À la fois essai, fiction et poésie, Ceci est ton corps. Journal d’un dénuement [Albin Michel, 2008] est le journal que Gabriel Ringlet a tenu durant huit mois, de juin 2005 à février 2006, alors qu’il accompagnait un être proche à travers le labyrinthe de la maladie, jusqu’au seuil de l’au-delà.

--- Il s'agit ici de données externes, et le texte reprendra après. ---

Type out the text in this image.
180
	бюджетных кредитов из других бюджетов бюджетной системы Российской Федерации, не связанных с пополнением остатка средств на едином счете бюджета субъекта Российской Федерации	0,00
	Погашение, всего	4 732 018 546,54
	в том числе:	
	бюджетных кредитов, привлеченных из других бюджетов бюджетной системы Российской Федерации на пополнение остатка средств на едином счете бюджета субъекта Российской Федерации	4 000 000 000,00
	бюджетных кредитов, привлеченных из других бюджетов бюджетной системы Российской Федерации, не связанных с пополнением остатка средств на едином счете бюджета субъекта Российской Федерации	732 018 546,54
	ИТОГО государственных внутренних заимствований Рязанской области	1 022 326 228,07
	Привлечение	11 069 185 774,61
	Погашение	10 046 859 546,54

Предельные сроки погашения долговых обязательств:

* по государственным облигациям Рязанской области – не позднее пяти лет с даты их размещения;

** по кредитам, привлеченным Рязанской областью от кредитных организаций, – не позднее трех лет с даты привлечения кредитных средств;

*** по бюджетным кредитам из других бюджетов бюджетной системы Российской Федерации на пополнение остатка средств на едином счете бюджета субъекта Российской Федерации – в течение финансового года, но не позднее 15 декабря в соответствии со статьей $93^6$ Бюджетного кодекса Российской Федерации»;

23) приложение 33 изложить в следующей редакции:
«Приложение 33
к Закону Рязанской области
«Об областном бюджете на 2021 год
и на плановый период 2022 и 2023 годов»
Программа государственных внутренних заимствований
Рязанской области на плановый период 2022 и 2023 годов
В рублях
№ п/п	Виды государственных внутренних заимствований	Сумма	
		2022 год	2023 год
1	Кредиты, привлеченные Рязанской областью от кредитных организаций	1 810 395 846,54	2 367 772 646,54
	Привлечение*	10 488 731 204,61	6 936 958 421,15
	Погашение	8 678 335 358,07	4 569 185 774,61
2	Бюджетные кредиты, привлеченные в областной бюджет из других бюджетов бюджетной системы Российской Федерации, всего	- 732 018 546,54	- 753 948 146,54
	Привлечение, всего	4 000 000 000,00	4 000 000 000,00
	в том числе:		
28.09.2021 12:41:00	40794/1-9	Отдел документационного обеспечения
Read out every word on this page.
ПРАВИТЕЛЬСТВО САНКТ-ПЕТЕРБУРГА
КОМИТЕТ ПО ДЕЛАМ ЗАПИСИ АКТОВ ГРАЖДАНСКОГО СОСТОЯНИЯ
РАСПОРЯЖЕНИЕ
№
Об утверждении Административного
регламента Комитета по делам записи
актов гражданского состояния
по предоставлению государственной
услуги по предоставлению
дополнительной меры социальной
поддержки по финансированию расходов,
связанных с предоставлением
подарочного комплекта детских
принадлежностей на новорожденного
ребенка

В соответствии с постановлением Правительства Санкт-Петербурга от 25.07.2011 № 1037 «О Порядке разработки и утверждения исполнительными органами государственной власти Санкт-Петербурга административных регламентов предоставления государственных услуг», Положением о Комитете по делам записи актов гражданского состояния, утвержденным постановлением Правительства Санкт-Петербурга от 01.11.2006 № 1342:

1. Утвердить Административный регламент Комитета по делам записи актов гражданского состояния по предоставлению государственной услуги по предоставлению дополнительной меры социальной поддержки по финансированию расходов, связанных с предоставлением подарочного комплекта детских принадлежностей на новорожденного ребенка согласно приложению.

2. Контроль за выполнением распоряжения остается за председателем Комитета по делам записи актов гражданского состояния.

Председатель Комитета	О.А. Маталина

« Car nous ne sommes que l’écorce et la feuille
La grande mort que chacun porte en soi
Voilà le fruit autour de quoi gravite tout

Ces quelques vers du Livre du pèlerinage de Rilke pourraient synthétiser plusieurs des livres et la ligne de fond de la pensée de Gabriel Ringlet. Depuis Ces chers disparus en passant par Les vivants et leurs morts jusqu’à Un peu de mort sur le visage où il cherchait le sens de cette déchirure, la mort est l’un des fondements de son travail, de sa réflexion.

Cette fois, la mort est là, encore. Toutefois, il ne s’agit plus d’un essai mais d’un journal. Non ce journal de l’actualité du monde que l’auteur a longtemps analysée au département de Communication de l’UCL, mais un journal personnel, celui de l’actualité intime de quelques mois essentiels d’une vie, d’une mort.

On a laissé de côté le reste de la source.